Agree 100% - I learned the hard way many years ago. Nothing but PFS for me ever since then, in all my tanks.


----------



## DevilDogDoc (Dec 12, 2014)

20 grit silica sand (PFS)in both of mine works great. No clouding nice even sized grains.


----------



## discuspaul (Jul 27, 2010)

DevilDogDoc said:


> 20 grit silica sand (PFS)in both of mine works great. No clouding nice even sized grains.


 
That's the one to get. 
Even # 30 grade density is good, but # 20 is even better.


----------



## GraphicGr8s (Apr 4, 2011)

I used the play sand in a couple of tanks myself with no adverse effects. Thinking about it I've also used sand meant for paving blocks with no trouble. Run the filter to clear the water.
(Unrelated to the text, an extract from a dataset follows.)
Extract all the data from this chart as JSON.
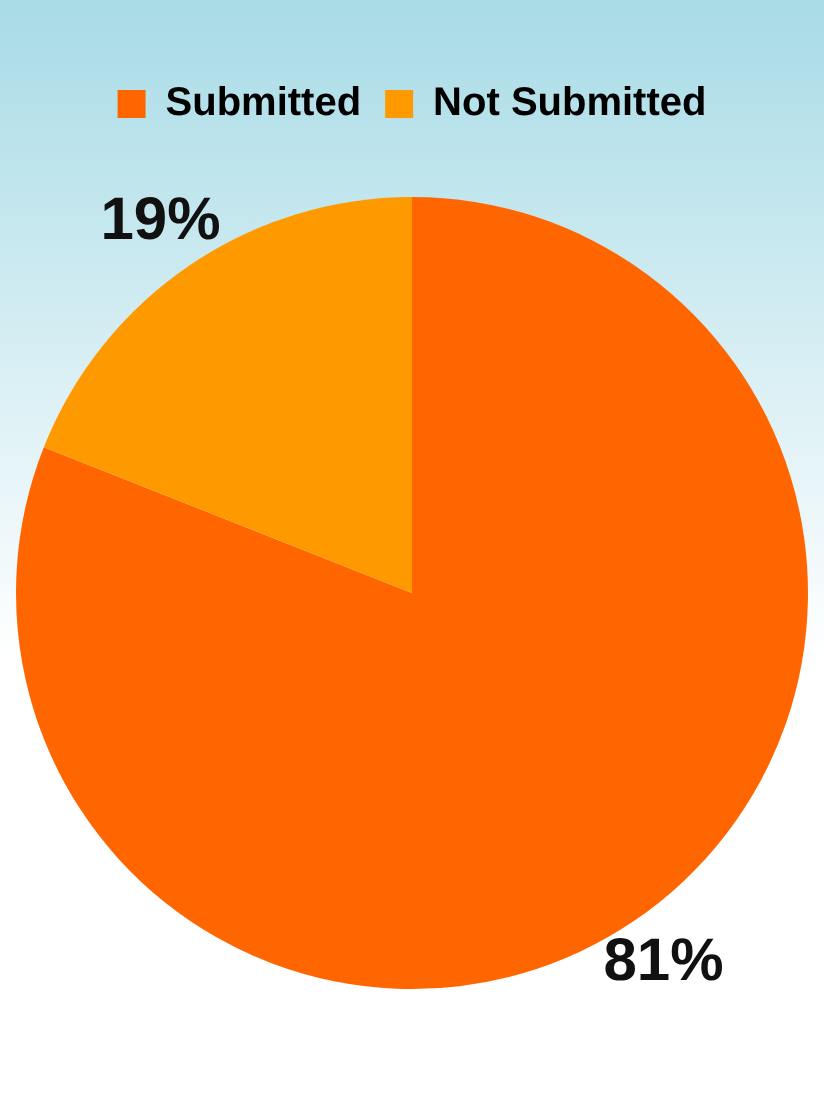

Back in the 80's it's all I ever used in my turtle tanks and I set up a high flow river biotope for a while again with no trouble.


----------



## Naiad (Jun 20, 2014)

Just another vote for pool filter sand. Zero problem with settling, looks great, and soooooooo much easier to clean. Took maybe 20 minutes of rinsing for 1 bag of it.


----------



## alcimedes (Dec 7, 2014)

I had to rinse my play sand for hours before I was happy with it.


----------



## Catfishguy (Jan 6, 2014)

The key to play sand is rinsing REALLY well and has been already said. I've got some in two different tanks. One was rinsed well, the other I got lazy and only rinsed a little thinking it would just clear up over time... Big mistake,the slightest stir creates a cloudy tank for days and you must fill the tank slowly when doing water changes or it will become cloudy. I almost hate this tank now because it's almost never clear. I'm not switching it out though because it would be too much of a pain to do.


----------



## BruceF (Aug 5, 2011)

I use play sand all the time. I find the key thing is wetting it and filling the tank very slowly. I never rinse it anymore. If you do fill it and it becomes cloudy you need to empty it and refill it more carefully. It takes a little time but it seems to work fine. 

Or maybe I am just lucky!


----------



## Wilderman204 (Mar 5, 2015)

The powerhead in my 20gallon is angled slightly down, blows right towards a beach of #20 grit pool filter sand. The sand doesn't budge... Not one stinking grain. But won't your turtles just dig it all up?


----------